Last weekend, I was able to go to the Revue and Kaiso House tents which visits were revealing and entertaining. (Reviews will be published in these pages.) Predictably in this first post-election Carnival, there was a good deal of PNM prating (the Prime Minister was at the Revue on Saturday), but a few other significant things were in evidence.
In the last decade, calypsonians and calypso have retained much of their signature aggressive, ethnocentric postures, but there have been changes; like a slow attenuation of the racial sentiment—which means it’s declining, not gone. But you probably won’t hear a song like Cro Cro’s Face Reality or Singing Sandra’s Genocide again. Probably.
But as that prejudice fades, the political-ethnic link has strengthened. From the number of songs aimed at the Opposition (a little less than half) it’s clear calypso tents are PNM media, as has been evident over the last decade. Even a casual listener would hear the calypsonians’ minds are firmly embedded in the black, urban worldview, and they consider this normal and natural.
While this isn’t exactly a secret, to notice it critically is not “racist.” Think of Spike Lee and Jada Pinkett-Smith’s boycotting the Oscars because no black actors were nominated in key categories. Similarly, many Trinidadians could legitimately complain the tents are not really “national,” but ethnic enclaves. That aside, my own concern is that there seems to be a renewal of, and new confidence in the ethnic-political link—black now seems to belong to PNM.
It’s not subtle; the tents’ main topic is the previous government’s corrupt ways, but also the expectation that the present one would save “us,” the nation. While I’m in agreement with the first proposition (the PP really had to go), I find the second proposition jokey. We traded worse for bad, no more.
AfroTrinidad has been the PNM’s traditional base, but its rededication in 2015 isn’t comforting. It reveals subtler forces at work, affecting the nation’s memory, history, and forgetting. (This is the title of a book by Paul Ricoeur, and a large body of literature on the subject exists.) Societies create social, collective and historical memories through the stories they tell and propagate. The memories are not always factual, but comprised of selected facts, and much fabrication.
What I heard in the tents was a version of history which openly threw around words like history, destiny, and divine right to describe the PNM’s holding office. The fact that 20 singers in two tents had almost identical opinions is not coincidence. These stories originate from the PNM’s bowels, and are disseminated these days mainly through talk radio and reinforced through the more intimate contact of the tents.
What it also means is that there’s no shared national narrative, no origin story we all agree upon, and the basis of the schism remains ethnic. Many calypsonians’ views of racism (from their songs) agree that it’s perpetrated by others on African people. Naturally, “other” people have other ideas they feel strongly about. And here’s the problem: Carnival is by far the most powerful, pervasive medium of social and state communication in the country. Its content is, in many ways, state orthodoxy which no one questions and indeed, many seek to celebrate and propagate.

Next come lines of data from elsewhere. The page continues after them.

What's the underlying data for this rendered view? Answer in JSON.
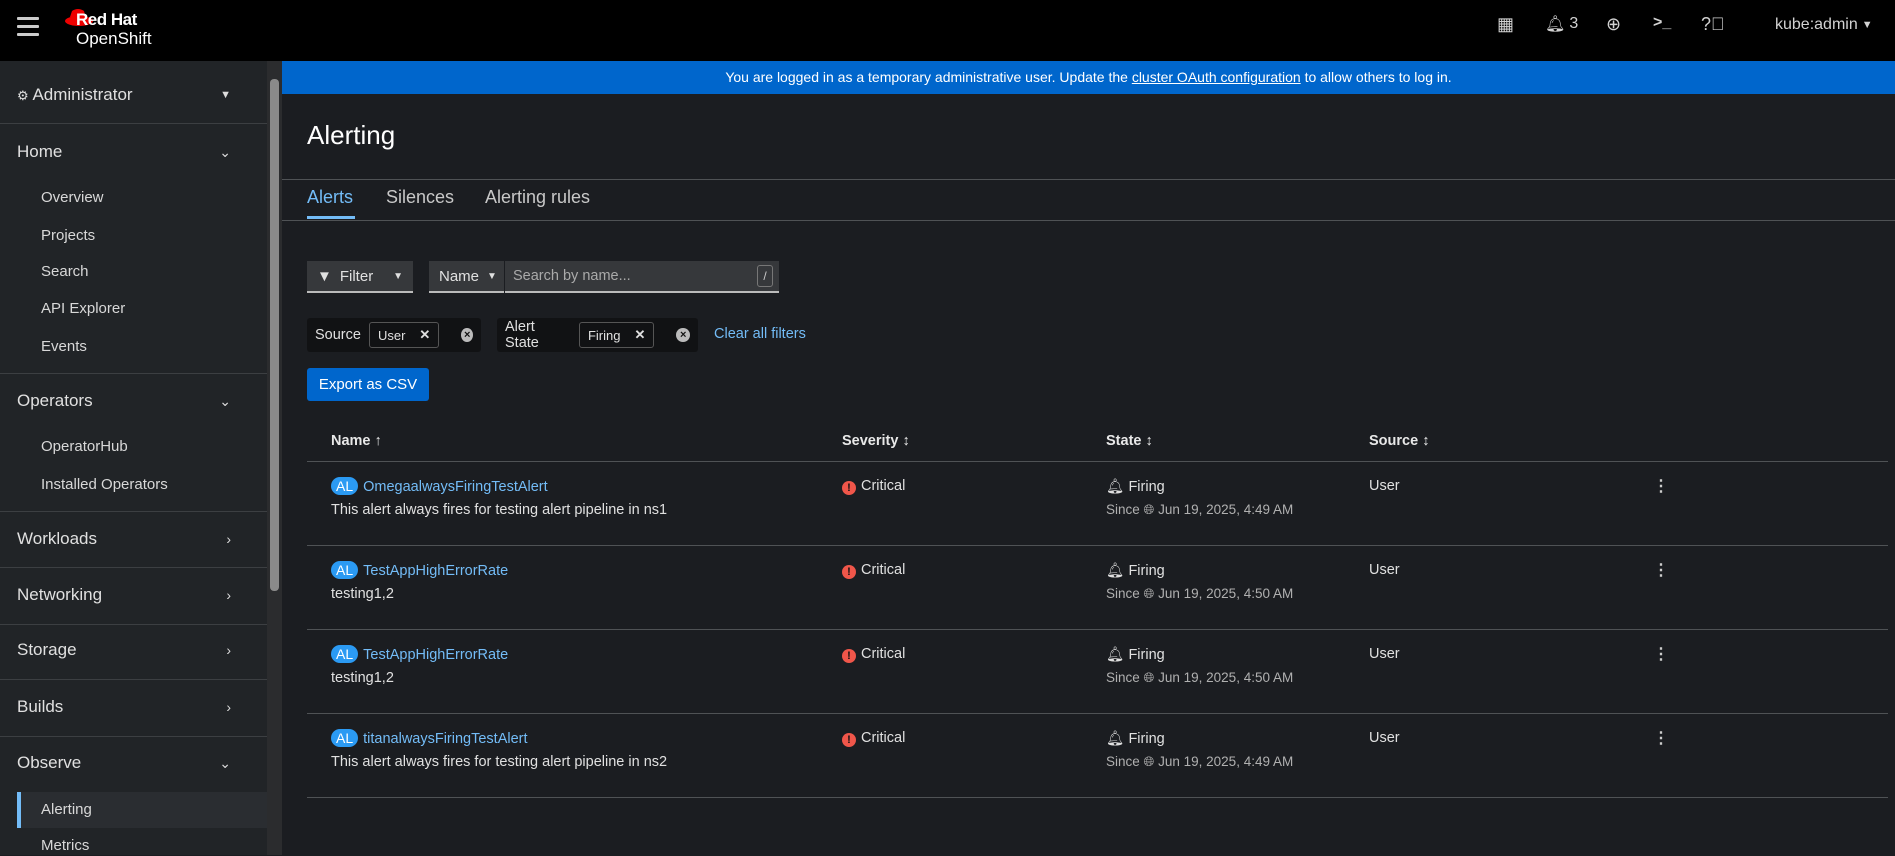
{
  "brand": {
    "line1": "Red Hat",
    "line2": "OpenShift"
  },
  "topbar": {
    "notifications_count": "3",
    "user": "kube:admin"
  },
  "banner": {
    "before": "You are logged in as a temporary administrative user. Update the ",
    "link": "cluster OAuth configuration",
    "after": " to allow others to log in."
  },
  "sidebar": {
    "perspective": "Administrator",
    "sections": [
      {
        "label": "Home",
        "items": [
          "Overview",
          "Projects",
          "Search",
          "API Explorer",
          "Events"
        ]
      },
      {
        "label": "Operators",
        "items": [
          "OperatorHub",
          "Installed Operators"
        ]
      },
      {
        "label": "Workloads"
      },
      {
        "label": "Networking"
      },
      {
        "label": "Storage"
      },
      {
        "label": "Builds"
      },
      {
        "label": "Observe",
        "items": [
          "Alerting",
          "Metrics"
        ]
      }
    ]
  },
  "page": {
    "title": "Alerting",
    "tabs": [
      "Alerts",
      "Silences",
      "Alerting rules"
    ]
  },
  "toolbar": {
    "filter": "Filter",
    "name_select": "Name",
    "search_placeholder": "Search by name...",
    "shortcut": "/",
    "chips": [
      {
        "category": "Source",
        "value": "User"
      },
      {
        "category": "Alert State",
        "value": "Firing"
      }
    ],
    "clear": "Clear all filters",
    "export": "Export as CSV"
  },
  "table": {
    "headers": [
      "Name",
      "Severity",
      "State",
      "Source"
    ],
    "rows": [
      {
        "badge": "AL",
        "name": "OmegaalwaysFiringTestAlert",
        "desc": "This alert always fires for testing alert pipeline in ns1",
        "severity": "Critical",
        "state": "Firing",
        "since": "Since",
        "time": "Jun 19, 2025, 4:49 AM",
        "source": "User"
      },
      {
        "badge": "AL",
        "name": "TestAppHighErrorRate",
        "desc": "testing1,2",
        "severity": "Critical",
        "state": "Firing",
        "since": "Since",
        "time": "Jun 19, 2025, 4:50 AM",
        "source": "User"
      },
      {
        "badge": "AL",
        "name": "TestAppHighErrorRate",
        "desc": "testing1,2",
        "severity": "Critical",
        "state": "Firing",
        "since": "Since",
        "time": "Jun 19, 2025, 4:50 AM",
        "source": "User"
      },
      {
        "badge": "AL",
        "name": "titanalwaysFiringTestAlert",
        "desc": "This alert always fires for testing alert pipeline in ns2",
        "severity": "Critical",
        "state": "Firing",
        "since": "Since",
        "time": "Jun 19, 2025, 4:49 AM",
        "source": "User"
      }
    ]
  }
}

This is a major reason the country will not settle into a peaceable configuration. There is a sizable segment of the population (much more than half, and not just Indians) who have their own memories and stories, and find the Carnivalist proposition absurd. Many people undermine it in various ways—from not paying taxes, to low productivity, poor work ethic, apathy, hostility in everyday affairs, to schizoid ethical systems (professing morality, behaving otherwise). Not everyone feels and acts this way, but a large enough number does to affect the society.
But there is a cogent counter to these sentiments—one more thing to blame the PP for. The PP in five years tripled the Carnival budget, from about $100 to $300 million. It did not propose meaningful alternatives to prevailing conceptions of culture and nation, instead throwing money at Carnival and Cepep to distract (it hoped) while it fixed itself, its friends, girlfriends and family.
The PP also managed to drive a wrecking ball through the already existing creative industries in its attempt to set up oversight committees comprised of cronies and toadies. Because of the sheer volume of money in the economy for the last decade, a few important cultural institutions did appear (like the T&T Film Festival and Bocas Lit Fest), but it’s a small fraction of what could have been done.
So where does that leave us in 2015? The PNM train, to paraphrase the philosopher Skatie, is back on track. Carnival is its thing, and, it is not going to change it, or contemplate any alternative cultural institutions.
This is a shame, since another thing that hasn’t changed over the years is calypso’s limitations. Its locus of ideas is small, its vocabulary smaller, and its attitude is hostile. I listened in despair to Valentino try to capture “the world” in song, and fail. I winced when the normally sublime Mudada sang about Chinese people and dog-meat. Listening to Sharlan Bailey sing a tribute to his father, Winston, I found myself wondering why the hell Shadow had stopped producing music. As if to underline, the DJ played Dingolay in the intermission, which is as close to calypso genius as anyone listening now is going to hear.
So sad. If anyone wants to do anything for calypso, they could start there: get Shadow back to work.